The oldest things are all invented
Emblema 181.
Pallenaee senex, cui forma est histrica Proteu,[1]
Qui modo membra viri fers, modo membra feri:
Dic age, quae species ratio te vertit in omnes,
Nulla sit ut vario certa figura tibi?
Signa vetustatis, primaevi & praefero secli,[2]
De quo quisque suo somniat arbitrio.
Proteus, old man of Pallene, whose outward appearance changes like an actor’s, assuming sometimes the body of a man, sometimes that of a beast, come, tell me, what is your reason for turning into all kinds of shapes, so that you have no permanent form as you constantly alter? I offer symbols of antiquity and the very first times, concerning which everyone dreams up what he will.

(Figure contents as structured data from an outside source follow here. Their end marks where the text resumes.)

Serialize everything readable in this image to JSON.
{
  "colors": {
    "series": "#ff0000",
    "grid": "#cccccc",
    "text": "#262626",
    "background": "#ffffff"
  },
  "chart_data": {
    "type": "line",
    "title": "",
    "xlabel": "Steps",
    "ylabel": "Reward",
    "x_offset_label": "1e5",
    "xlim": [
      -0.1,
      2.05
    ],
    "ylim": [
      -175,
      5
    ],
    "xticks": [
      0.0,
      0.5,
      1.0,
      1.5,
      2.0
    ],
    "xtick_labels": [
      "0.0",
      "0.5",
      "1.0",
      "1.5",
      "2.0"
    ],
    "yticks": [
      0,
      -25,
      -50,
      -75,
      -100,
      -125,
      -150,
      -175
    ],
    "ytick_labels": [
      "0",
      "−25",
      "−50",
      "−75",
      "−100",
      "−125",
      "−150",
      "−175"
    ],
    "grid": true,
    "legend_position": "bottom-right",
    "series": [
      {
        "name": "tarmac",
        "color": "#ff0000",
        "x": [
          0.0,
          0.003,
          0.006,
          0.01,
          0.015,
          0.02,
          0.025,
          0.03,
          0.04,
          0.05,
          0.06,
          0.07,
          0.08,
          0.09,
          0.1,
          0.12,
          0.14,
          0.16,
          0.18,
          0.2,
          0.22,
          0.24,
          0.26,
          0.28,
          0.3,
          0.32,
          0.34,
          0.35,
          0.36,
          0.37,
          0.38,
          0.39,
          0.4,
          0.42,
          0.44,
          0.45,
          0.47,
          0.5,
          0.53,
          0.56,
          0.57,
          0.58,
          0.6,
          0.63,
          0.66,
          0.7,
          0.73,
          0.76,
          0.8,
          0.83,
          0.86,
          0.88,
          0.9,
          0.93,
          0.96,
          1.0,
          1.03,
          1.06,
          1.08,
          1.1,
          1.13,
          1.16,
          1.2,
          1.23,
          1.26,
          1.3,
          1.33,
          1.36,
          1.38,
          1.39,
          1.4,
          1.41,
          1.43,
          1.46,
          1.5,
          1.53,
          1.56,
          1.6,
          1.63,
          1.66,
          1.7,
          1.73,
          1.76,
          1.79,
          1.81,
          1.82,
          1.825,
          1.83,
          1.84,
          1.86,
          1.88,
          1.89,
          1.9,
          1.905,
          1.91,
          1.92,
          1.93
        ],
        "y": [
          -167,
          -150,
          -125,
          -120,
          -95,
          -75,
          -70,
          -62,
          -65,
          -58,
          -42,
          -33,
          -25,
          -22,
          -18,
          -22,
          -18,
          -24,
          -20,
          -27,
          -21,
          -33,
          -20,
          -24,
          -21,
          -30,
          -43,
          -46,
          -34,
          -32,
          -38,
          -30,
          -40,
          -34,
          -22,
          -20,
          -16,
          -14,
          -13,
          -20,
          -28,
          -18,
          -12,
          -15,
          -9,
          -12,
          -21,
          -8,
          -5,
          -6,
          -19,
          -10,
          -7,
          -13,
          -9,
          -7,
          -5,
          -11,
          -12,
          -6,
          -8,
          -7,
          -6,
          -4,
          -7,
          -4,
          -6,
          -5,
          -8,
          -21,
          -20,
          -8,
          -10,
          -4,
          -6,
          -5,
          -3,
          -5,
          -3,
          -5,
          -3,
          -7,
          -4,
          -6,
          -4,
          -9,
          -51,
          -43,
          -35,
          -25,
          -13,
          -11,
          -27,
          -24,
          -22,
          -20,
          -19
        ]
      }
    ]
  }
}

1. Proteus was ‘the Old Man of the Sea’, who evaded capture by constantly changing his shape. See e.g. Homer, Odyssey, 4.400ff.; Vergil, Georgics, 4. 405-10, 440-2; Erasmus, Adagia, 1174 (Proteo mutabilior). Vergil (Georgics, 4.391) describes him living near the headland of Pallene (on the Macedonian coast). The idea of Proteus as a gifted actor or mime-artist is taken from Lucian, Saltatio, 19.
2. signa vetustatis primaevi et...secli, ‘symbols of antiquity and the very first times’. Pallene (see n.1.) suggested a connection with the Greek word παλαιός ‘ancient’, as the name Proteus was supposedly connected with πρώτιστος, ‘the very first’.